Recent laws have made it easier for companies to automatically enroll their employees in the company 401(k) plan. According to a 2013 study, 56% of American companies now offer some kind of auto-enrollment program, up from 19% in 2005. This has resulted in more people participating in 401(k) plans, which is a good thing.
But don’t think that just because your 401(k) is automatic, you can sit back and relax.
- The contribution levels pre-set by your plan do not guarantee you a secure retirement. They are just a start. You are the one who needs to manage your own retirement planning.
- Make sure you know the exact terms of your automatic 401(k) – how much of each paycheck is being contributed, and to which funds.
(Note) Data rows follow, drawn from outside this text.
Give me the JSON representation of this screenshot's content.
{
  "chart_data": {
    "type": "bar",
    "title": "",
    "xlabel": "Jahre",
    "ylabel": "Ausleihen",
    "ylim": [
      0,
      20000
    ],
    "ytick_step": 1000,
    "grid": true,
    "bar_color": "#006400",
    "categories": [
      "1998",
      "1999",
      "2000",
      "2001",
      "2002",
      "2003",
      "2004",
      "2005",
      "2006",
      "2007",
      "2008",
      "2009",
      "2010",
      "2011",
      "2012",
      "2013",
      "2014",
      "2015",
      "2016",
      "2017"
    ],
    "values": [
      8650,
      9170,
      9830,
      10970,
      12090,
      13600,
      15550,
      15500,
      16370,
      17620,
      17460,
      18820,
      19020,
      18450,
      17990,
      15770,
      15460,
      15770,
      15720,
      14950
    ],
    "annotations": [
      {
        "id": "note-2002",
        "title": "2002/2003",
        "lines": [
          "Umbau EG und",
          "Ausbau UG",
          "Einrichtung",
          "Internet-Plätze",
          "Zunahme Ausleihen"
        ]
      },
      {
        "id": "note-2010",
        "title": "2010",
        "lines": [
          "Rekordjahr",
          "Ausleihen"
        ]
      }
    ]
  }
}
You have the right to override these pre-set decisions and make changes to fit YOUR life situation.
How auto-enrollment works. With auto-enrollment, you will automatically be enrolled in the company 401(k) plan when you become an employee. You have the right to opt out of the plan. Your contribution level (also called the “deferral rate”) will be pre-set by the plan, usually 3% of each paycheck, and it may automatically increase each year. This rate may not be enough to get the employer match, and, for most people, it will not be enough to grow a substantial nest egg for retirement. To reach your long-term retirement goal, you will most likely need to increase your monthly contributions.
With an automatic plan, the mutual funds you invest in will also be predetermined for you. Often a plan will lean toward safer investments such as money market funds, which don’t offer big growth. You can change your investment choices within the plan to better suit your retirement goals.